A’ cervella è ‘na sfoglia e’ cipolla
(Il cervello/la mente è come una sfoglia di cipolla)
Riccardo Galiani
Per una certa tradizione della ricerca psicoanalitica, le identificazioni inconsce sono in buona misura composte da tracce: tracce dello sguardo dell’altro poggiatosi su di noi, tracce del nostro sguardo poggiatosi su altro in cerca di un riflesso unificante. Queste tracce si sovrappongono, si stratificano, conservando sempre qualcosa dell’impronta che le ha formate, la loro origine. Forse possiamo ritrovare in questo il fondamento di quel grano di verità che molti riconoscono nell’ascolto di un proverbio napoletano, per il quale “la cervella è una sfoglia di cipolla”.
“La cervella” è il cervello, metonimia anatomica del risultato manifesto dell’individualità soggettiva: questo risultato, l’Io, è costituito da capo a piedi da identificazioni, proprio come la cipolla che incontra Peer Gynt, protagonista del testo eponimo di Henrik Ibsen (1867). L’incontro con la cipolla giunge come un momento di ricapitolazione, o meglio come un tentativo di ricostituzione di un’identità composita; ogni singolo velo della cipolla parla di Peer Gynt: strato dopo strato, cadono i diversi “personaggi” (il naufrago, lo studioso, l’imperatore …) che il montanaro Peer è diventato in relazione a quanti ha incontrato nel suo viaggio fantastico. È l’eco del canto dell’attesa di Solveig, che risuona dal luogo delle origini, a arrestare la spoliazione della cipolla.

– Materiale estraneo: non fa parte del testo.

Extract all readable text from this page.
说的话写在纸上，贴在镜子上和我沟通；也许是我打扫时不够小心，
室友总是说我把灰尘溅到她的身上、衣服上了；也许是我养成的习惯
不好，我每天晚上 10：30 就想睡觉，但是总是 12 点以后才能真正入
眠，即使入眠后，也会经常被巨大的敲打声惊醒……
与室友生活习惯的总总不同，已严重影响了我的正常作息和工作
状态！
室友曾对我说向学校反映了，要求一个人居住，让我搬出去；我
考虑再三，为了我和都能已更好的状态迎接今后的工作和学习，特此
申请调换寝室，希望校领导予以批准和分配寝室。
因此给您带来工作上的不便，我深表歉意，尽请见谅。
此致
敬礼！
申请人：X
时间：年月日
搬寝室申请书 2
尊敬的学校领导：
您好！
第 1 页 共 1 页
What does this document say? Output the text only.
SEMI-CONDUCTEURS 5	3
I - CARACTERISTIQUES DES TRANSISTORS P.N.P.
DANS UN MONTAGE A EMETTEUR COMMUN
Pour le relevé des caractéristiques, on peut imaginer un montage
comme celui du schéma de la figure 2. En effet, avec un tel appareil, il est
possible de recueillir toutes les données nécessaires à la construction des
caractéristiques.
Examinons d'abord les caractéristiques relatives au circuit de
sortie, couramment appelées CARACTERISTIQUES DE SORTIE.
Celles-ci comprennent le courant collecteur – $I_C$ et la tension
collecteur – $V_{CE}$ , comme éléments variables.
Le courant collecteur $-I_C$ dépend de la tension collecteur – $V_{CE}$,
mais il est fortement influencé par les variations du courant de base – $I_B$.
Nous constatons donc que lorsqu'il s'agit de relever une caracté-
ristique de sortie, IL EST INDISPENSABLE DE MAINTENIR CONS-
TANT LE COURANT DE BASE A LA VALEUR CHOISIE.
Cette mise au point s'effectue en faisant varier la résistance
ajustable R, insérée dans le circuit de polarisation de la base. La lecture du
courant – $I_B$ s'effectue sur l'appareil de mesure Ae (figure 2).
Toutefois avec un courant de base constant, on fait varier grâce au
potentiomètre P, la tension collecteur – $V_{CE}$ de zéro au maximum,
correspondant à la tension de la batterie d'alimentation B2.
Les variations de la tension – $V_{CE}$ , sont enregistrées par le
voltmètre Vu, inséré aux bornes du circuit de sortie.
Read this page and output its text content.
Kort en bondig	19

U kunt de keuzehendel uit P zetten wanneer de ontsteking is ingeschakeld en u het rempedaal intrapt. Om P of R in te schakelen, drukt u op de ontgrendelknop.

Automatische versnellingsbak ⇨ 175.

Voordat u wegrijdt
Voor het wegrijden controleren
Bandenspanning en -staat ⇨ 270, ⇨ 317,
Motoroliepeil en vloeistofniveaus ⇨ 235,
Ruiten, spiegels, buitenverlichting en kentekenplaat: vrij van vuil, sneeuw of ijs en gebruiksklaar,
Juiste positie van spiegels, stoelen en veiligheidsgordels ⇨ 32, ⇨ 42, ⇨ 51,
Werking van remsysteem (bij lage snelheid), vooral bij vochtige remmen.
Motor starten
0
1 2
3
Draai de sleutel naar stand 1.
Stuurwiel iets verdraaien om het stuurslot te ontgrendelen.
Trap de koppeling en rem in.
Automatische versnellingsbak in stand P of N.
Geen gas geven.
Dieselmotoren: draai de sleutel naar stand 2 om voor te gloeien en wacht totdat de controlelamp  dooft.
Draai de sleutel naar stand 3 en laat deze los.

L’accostamento Io/cipolla si ritrova, oltre che nel detto popolare, anche in Lacan. Parlando della differenza tra l’innamoramento (Verliebtheit) e il transfert, nella lezione del 5 maggio 1954 del suo primo seminario, Lacan afferma: “Nell’articolo su L’Io e l’Es … Freud scrive che l’io è fatto dalla successione delle sue identificazioni con gli oggetti amati che gli hanno permesso di prendere la sua forma. È un oggetto fatto come una cipolla, lo si potrebbe pelare e si troverebbero le identificazioni successive che lo hanno costituito” (Lacan, 1975, tr. it. p. 213).
Possiamo aggiungere che lo stadio dello specchio (Lacan, 1936, 1939), inteso come costrutto teorico, è uno strumento atto a mettere in evidenza il ruolo determinante dell’immaginario nella costituzione dell’io, giacché l’impronta della “forma” originaria di questo contorno avrà, da questo momento in poi, il potere di instaurare un “quadro simbolico” in cui si collocheranno le immagini offerte dagli altri cui l’io si identifica. Solo nella misura in cui l’io, nel suo essere formazione immaginaria, appare all’interno di questo quadro simbolico, la “spoliazione” della cipolla non procederà all’infinito, offrendo un’identificazione in grado di tenere, senza schiacciare l’Io sul modello. Le identificazioni immaginarie sono infatti potenzialmente infinite, e tutte soggette a “caduta”, proprio come le sfoglie della cipolla.